Homoskedastic regression models assume constant (e.g., Gaussian) output noise and amount to learning a function $f(x)$ that tries to predict the most likely target $y$ for input $x$. In contrast, \emph{heteroskedastic} models assume that the output noise may depend on the input features $x$ as well, and try to learn a conditional distribution $p(y|x)$ with non-uniform variance. The promise of this approach is to assign different importances to training data and to train models that “know where they fail” \citep{skafte_reliable_2019, fortuin_deep_2022}. 

Unfortunately, overparameterized heteroskedastic regression models (e.g., based on deep neural networks) are prone to extreme forms of overfitting \citep{lakshminarayanan_simple_2017, nix_estimating_1994}. On the one hand, the mean model is flexible enough to fit every training datum's target perfectly, while the standard deviation network learns to maximize the likelihood by shrinking the predicted standard deviations to zero. On the other hand, just the tiniest amount of regularization on the mean network will make the model prefer a constant solution. Such a flat prediction results from the standard deviation network's ability to explain all residuals as random noise, thus overfitting the data's empirical prediction residuals. \cref{fig:cartoonphases} shows both types of overfitting. 

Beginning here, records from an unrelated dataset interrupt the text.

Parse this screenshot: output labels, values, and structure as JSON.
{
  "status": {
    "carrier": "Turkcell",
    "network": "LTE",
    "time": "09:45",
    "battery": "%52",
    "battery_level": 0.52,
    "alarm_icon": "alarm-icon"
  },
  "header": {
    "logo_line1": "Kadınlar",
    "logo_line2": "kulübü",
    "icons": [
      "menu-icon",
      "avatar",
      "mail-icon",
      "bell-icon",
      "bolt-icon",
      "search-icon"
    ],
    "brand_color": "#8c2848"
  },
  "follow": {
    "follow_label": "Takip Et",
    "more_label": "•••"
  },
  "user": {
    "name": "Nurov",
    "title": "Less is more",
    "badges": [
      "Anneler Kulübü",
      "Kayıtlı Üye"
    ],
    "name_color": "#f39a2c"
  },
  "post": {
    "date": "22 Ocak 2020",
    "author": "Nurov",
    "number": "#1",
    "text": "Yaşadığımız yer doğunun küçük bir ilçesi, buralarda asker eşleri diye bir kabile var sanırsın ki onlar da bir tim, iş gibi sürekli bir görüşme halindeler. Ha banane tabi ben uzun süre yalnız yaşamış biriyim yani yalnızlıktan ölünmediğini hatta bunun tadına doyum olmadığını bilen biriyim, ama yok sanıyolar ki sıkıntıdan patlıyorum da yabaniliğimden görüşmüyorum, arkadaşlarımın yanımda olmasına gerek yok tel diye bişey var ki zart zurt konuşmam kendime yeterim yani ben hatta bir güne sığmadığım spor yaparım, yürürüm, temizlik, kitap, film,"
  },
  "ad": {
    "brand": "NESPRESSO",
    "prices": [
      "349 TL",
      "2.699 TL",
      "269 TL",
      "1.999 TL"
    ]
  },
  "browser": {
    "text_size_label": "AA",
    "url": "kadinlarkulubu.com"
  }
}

While several practical solutions to learning overparameterized heteroskedastic regression models have been proposed \citep{skafte_reliable_2019, stirn_variational_2020, seitzer_pitfalls_2022, stirn_faithful_2023, immer_effective_2023}, no comprehensive theoretical study of the failure of these methods has been offered so far. We conjecture this is because overparameterized models have attracted the most attention only in the past few years, while most classical statistics have focused on under-parameterized (e.g., linear) regression models where such problems cannot occur \citep{huber_behavior_1967, astivia_heteroskedasticity_2019}.

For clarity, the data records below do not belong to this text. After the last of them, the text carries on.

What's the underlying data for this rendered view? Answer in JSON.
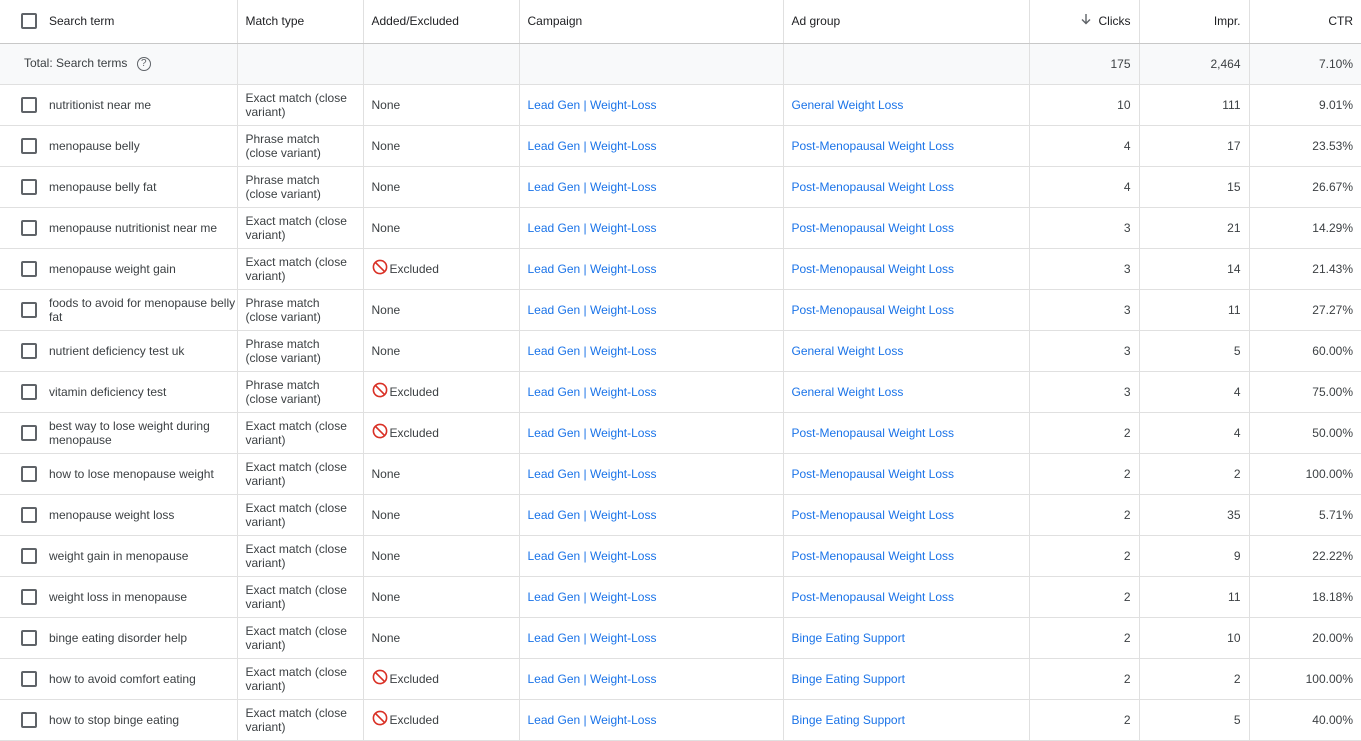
{
  "header": {
    "search_term": "Search term",
    "match_type": "Match type",
    "added_excluded": "Added/Excluded",
    "campaign": "Campaign",
    "ad_group": "Ad group",
    "clicks": "Clicks",
    "impr": "Impr.",
    "ctr": "CTR"
  },
  "total": {
    "label": "Total: Search terms",
    "clicks": "175",
    "impr": "2,464",
    "ctr": "7.10%"
  },
  "icons": {
    "sort": "arrow-down-icon",
    "help": "help-circle-icon",
    "excluded": "prohibited-icon"
  },
  "colors": {
    "link": "#1a73e8",
    "excluded": "#d93025"
  },
  "rows": [
    {
      "term": "nutritionist near me",
      "match": "Exact match (close variant)",
      "status": "None",
      "campaign": "Lead Gen | Weight-Loss",
      "ad_group": "General Weight Loss",
      "clicks": "10",
      "impr": "111",
      "ctr": "9.01%"
    },
    {
      "term": "menopause belly",
      "match": "Phrase match (close variant)",
      "status": "None",
      "campaign": "Lead Gen | Weight-Loss",
      "ad_group": "Post-Menopausal Weight Loss",
      "clicks": "4",
      "impr": "17",
      "ctr": "23.53%"
    },
    {
      "term": "menopause belly fat",
      "match": "Phrase match (close variant)",
      "status": "None",
      "campaign": "Lead Gen | Weight-Loss",
      "ad_group": "Post-Menopausal Weight Loss",
      "clicks": "4",
      "impr": "15",
      "ctr": "26.67%"
    },
    {
      "term": "menopause nutritionist near me",
      "match": "Exact match (close variant)",
      "status": "None",
      "campaign": "Lead Gen | Weight-Loss",
      "ad_group": "Post-Menopausal Weight Loss",
      "clicks": "3",
      "impr": "21",
      "ctr": "14.29%"
    },
    {
      "term": "menopause weight gain",
      "match": "Exact match (close variant)",
      "status": "Excluded",
      "campaign": "Lead Gen | Weight-Loss",
      "ad_group": "Post-Menopausal Weight Loss",
      "clicks": "3",
      "impr": "14",
      "ctr": "21.43%"
    },
    {
      "term": "foods to avoid for menopause belly fat",
      "match": "Phrase match (close variant)",
      "status": "None",
      "campaign": "Lead Gen | Weight-Loss",
      "ad_group": "Post-Menopausal Weight Loss",
      "clicks": "3",
      "impr": "11",
      "ctr": "27.27%"
    },
    {
      "term": "nutrient deficiency test uk",
      "match": "Phrase match (close variant)",
      "status": "None",
      "campaign": "Lead Gen | Weight-Loss",
      "ad_group": "General Weight Loss",
      "clicks": "3",
      "impr": "5",
      "ctr": "60.00%"
    },
    {
      "term": "vitamin deficiency test",
      "match": "Phrase match (close variant)",
      "status": "Excluded",
      "campaign": "Lead Gen | Weight-Loss",
      "ad_group": "General Weight Loss",
      "clicks": "3",
      "impr": "4",
      "ctr": "75.00%"
    },
    {
      "term": "best way to lose weight during menopause",
      "match": "Exact match (close variant)",
      "status": "Excluded",
      "campaign": "Lead Gen | Weight-Loss",
      "ad_group": "Post-Menopausal Weight Loss",
      "clicks": "2",
      "impr": "4",
      "ctr": "50.00%"
    },
    {
      "term": "how to lose menopause weight",
      "match": "Exact match (close variant)",
      "status": "None",
      "campaign": "Lead Gen | Weight-Loss",
      "ad_group": "Post-Menopausal Weight Loss",
      "clicks": "2",
      "impr": "2",
      "ctr": "100.00%"
    },
    {
      "term": "menopause weight loss",
      "match": "Exact match (close variant)",
      "status": "None",
      "campaign": "Lead Gen | Weight-Loss",
      "ad_group": "Post-Menopausal Weight Loss",
      "clicks": "2",
      "impr": "35",
      "ctr": "5.71%"
    },
    {
      "term": "weight gain in menopause",
      "match": "Exact match (close variant)",
      "status": "None",
      "campaign": "Lead Gen | Weight-Loss",
      "ad_group": "Post-Menopausal Weight Loss",
      "clicks": "2",
      "impr": "9",
      "ctr": "22.22%"
    },
    {
      "term": "weight loss in menopause",
      "match": "Exact match (close variant)",
      "status": "None",
      "campaign": "Lead Gen | Weight-Loss",
      "ad_group": "Post-Menopausal Weight Loss",
      "clicks": "2",
      "impr": "11",
      "ctr": "18.18%"
    },
    {
      "term": "binge eating disorder help",
      "match": "Exact match (close variant)",
      "status": "None",
      "campaign": "Lead Gen | Weight-Loss",
      "ad_group": "Binge Eating Support",
      "clicks": "2",
      "impr": "10",
      "ctr": "20.00%"
    },
    {
      "term": "how to avoid comfort eating",
      "match": "Exact match (close variant)",
      "status": "Excluded",
      "campaign": "Lead Gen | Weight-Loss",
      "ad_group": "Binge Eating Support",
      "clicks": "2",
      "impr": "2",
      "ctr": "100.00%"
    },
    {
      "term": "how to stop binge eating",
      "match": "Exact match (close variant)",
      "status": "Excluded",
      "campaign": "Lead Gen | Weight-Loss",
      "ad_group": "Binge Eating Support",
      "clicks": "2",
      "impr": "5",
      "ctr": "40.00%"
    }
  ]
}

This paper provides a theoretical analysis of the failure of heteroskedastic regression models in the overparameterized limit. To this end, it borrows a tool that abstracts away from any details of the involved neural network architectures: classical field theory from statistical mechanics \citep{landau_statistical_2013,altland_condensed_2010}. Via our field-theoretical description, we can recover the optimized heteroskedastic regressors as solutions to partial differential equations that can be derived from a variational principle. These equations can in turn be solved numerically by optimizing the field theory’s free energy functional. 

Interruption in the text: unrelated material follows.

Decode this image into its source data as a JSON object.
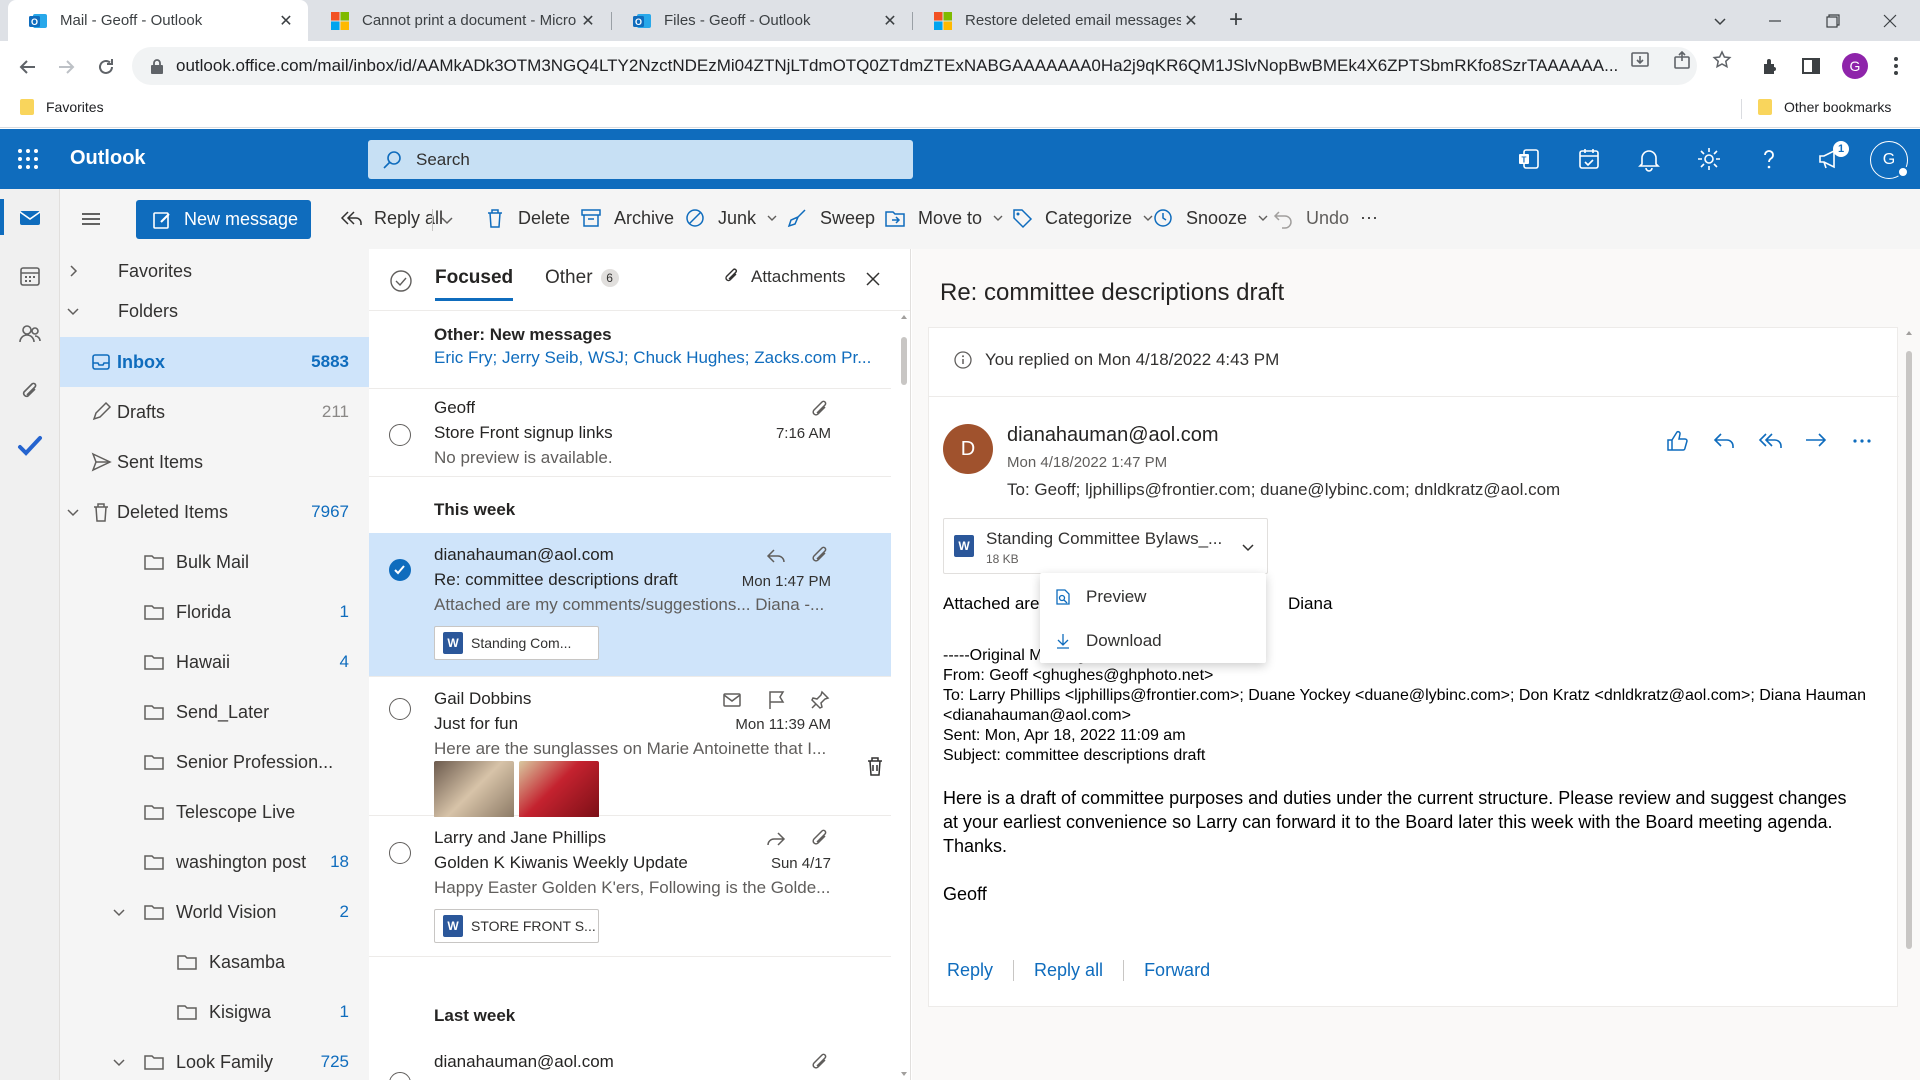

Our analysis results in a two-dimensional \emph{phase diagram}, representing the coarse-grained behavior of heteroskedastic noise models for every parameter configuration. Each of the two dimensions corresponds to a different level of regularization of either the mean or standard deviation network. As encountered in many complex physical systems, the field theory unveils \emph{phase transitions}, i.e., sudden and discontinuous changes in certain \emph{observables} (metrics of interest) that characterize the model, such as the smoothness of its mean prediction network, upon small changes in the regularization strengths. In particular, we find a sharp phase boundary between the two types of behavior outlined in the first paragraph, at weak regularization. 

Our contributions are as follows:
\begin{itemize}[wide, labelwidth=!, labelindent=0pt]
\item We provide a unified theoretical description of overparameterized heteroskedastic regression models, which generalizes across different models and architectures, drawing on tools from statistical mechanics and variational calculus.
\item In this framework, we derive a field theory (FT), which can explain the observed types of overfitting in these models and describe \emph{phase transitions} between them. We show qualitative agreement of our FT with experiments, both on simulated and real-world regression tasks.
\item As a practical consequence of our analysis, we dramatically reduce the search space over hyperparameters by eliminating one parameter. This reduces the number of hyperparameters from two to one, empirically resulting in well-calibrated models. We demonstrate the benefits of our approach on a large-scale climate modeling example. 
\end{itemize}